They were the highlights because my family would attempt to ruin the endless days of bliss by dragging me away to a part of the country where the sun never shone, the portable black and white couldn’t get a signal and the toilet needed emptying far too regularly.
Like all things we go through during those years, you never fully appreciate them until they become distant memories. The Kendal Mintcake, the pokey smoke-filled cinema, the boys at the campsite football match who thought my 70s hair made me a girl – oh, cherished memories.
At my smoking peak I was burning my way through 60 Rothmans a day while working as a sales rep. At no point during this period did I think “Hey, I love this thing so much I ought to hang out with some other people who do it to too.”
Now, fine, smokers do tend to congregate. We did it down the bottom of school playing fields, in works canteens and (for those who carried on into the smoking ban) doorways. The enforced conviviality of standing with strangers in alcoves must have had a lasting impression on us, a desire to share our experience.
Becoming a family man you have to draw up a set of rules, no one issues you with a book on Dadhood and if they did it would probably be a pile of toss written by someone who wants you to indulge in non-competitive games and refrain from using coarse language.
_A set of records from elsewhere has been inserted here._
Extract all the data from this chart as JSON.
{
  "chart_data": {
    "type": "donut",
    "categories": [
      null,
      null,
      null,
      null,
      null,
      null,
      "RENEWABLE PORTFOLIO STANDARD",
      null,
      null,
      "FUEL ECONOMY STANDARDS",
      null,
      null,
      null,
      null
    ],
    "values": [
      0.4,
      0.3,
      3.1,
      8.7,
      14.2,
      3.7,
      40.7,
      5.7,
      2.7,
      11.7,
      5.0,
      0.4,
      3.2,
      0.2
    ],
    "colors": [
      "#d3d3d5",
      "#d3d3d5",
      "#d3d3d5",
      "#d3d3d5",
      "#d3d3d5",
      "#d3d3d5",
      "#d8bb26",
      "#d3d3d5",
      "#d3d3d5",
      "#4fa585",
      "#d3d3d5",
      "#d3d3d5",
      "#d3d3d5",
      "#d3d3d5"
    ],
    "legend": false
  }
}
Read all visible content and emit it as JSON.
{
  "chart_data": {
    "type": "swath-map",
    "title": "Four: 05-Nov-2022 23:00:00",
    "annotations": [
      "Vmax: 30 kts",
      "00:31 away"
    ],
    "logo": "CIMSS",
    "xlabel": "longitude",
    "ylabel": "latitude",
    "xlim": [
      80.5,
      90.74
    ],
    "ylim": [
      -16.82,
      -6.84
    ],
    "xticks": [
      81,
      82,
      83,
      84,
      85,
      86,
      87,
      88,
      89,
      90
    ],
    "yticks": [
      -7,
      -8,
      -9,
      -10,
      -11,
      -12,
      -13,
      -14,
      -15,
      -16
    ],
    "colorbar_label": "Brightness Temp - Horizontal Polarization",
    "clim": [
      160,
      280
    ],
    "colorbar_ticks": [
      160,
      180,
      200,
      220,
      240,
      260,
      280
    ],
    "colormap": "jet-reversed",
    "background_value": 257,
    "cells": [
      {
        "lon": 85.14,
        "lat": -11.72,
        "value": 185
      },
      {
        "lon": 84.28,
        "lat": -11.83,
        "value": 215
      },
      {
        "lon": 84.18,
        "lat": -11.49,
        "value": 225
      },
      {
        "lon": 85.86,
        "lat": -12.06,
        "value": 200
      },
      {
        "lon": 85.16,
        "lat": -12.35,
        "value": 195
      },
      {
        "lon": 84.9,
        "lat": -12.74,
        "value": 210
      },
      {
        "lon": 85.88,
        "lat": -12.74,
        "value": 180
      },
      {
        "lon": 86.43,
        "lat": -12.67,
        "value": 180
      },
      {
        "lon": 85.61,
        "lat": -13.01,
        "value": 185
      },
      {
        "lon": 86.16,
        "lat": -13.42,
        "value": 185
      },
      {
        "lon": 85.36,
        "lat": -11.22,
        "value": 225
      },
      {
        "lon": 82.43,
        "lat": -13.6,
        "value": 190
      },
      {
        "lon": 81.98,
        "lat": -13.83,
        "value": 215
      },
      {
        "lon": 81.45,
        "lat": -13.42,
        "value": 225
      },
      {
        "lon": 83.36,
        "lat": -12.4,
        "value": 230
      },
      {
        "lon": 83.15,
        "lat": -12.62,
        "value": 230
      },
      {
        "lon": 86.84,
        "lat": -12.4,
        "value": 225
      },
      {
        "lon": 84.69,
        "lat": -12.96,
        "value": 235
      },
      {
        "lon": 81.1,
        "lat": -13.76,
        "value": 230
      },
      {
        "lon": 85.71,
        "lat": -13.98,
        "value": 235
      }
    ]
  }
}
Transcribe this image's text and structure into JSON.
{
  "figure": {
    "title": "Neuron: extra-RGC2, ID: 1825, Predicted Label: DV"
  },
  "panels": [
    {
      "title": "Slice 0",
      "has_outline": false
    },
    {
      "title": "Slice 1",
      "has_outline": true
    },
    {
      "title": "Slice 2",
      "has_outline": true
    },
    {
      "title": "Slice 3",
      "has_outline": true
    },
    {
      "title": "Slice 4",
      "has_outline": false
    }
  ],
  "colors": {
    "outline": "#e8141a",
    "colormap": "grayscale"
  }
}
It saddens me that while researching this piece a number of such tomes are readily available from your local bookstore. Little do they understand men – we don’t need no stinking instructions.
For anything.
So where do we draw our inspiration from? Well, in my case it is repeating all of those things that I hated as a kid so that my kids can look back fondly on the stupid things I made them do; we share our experiences, we pass down our stories.
The vaping journey has taken me into forums where the notion of “Hey, I love this thing so much I ought to hang out with some other people who do it to too” doesn’t seem as stupid as the fag-based version. And one, the Planet of the Vapes, arranged to hold a big get together for all of us keyboard warriors so that we could stand in the Lake District with a pint in hand and not recognise each other from our online avatars. We don’t share opinions about politics, football or an awful lot – unsurprisingly seeing as we are a cross-section of society. We share vaping and, seemingly, a liking for alcohol.
During one summer I stood at the top of Hardnott Pass holding the dog’s lead. I don’t know what the weather was like back then but I suspect it was raining. Last weekend I stood there with a couple of leads and two kids. And the sun shone on us all.
I have no idea if it is possible to extrapolate that all the vapers I was with were really nice people and therefore all vapers are really smashing types? I’ve no idea if forcing children to revisit the horrors of their parents’ past is as character-building as I’d like to hope even if I feel a failure because they enjoyed it so much.
What I do know is that the primary school notion of ‘it is good to share’, experiences or otherwise, was deeply rewarding. Sitting sharing beers with vapers while swapping stories of nonsense I wondered if my Dad had felt the same?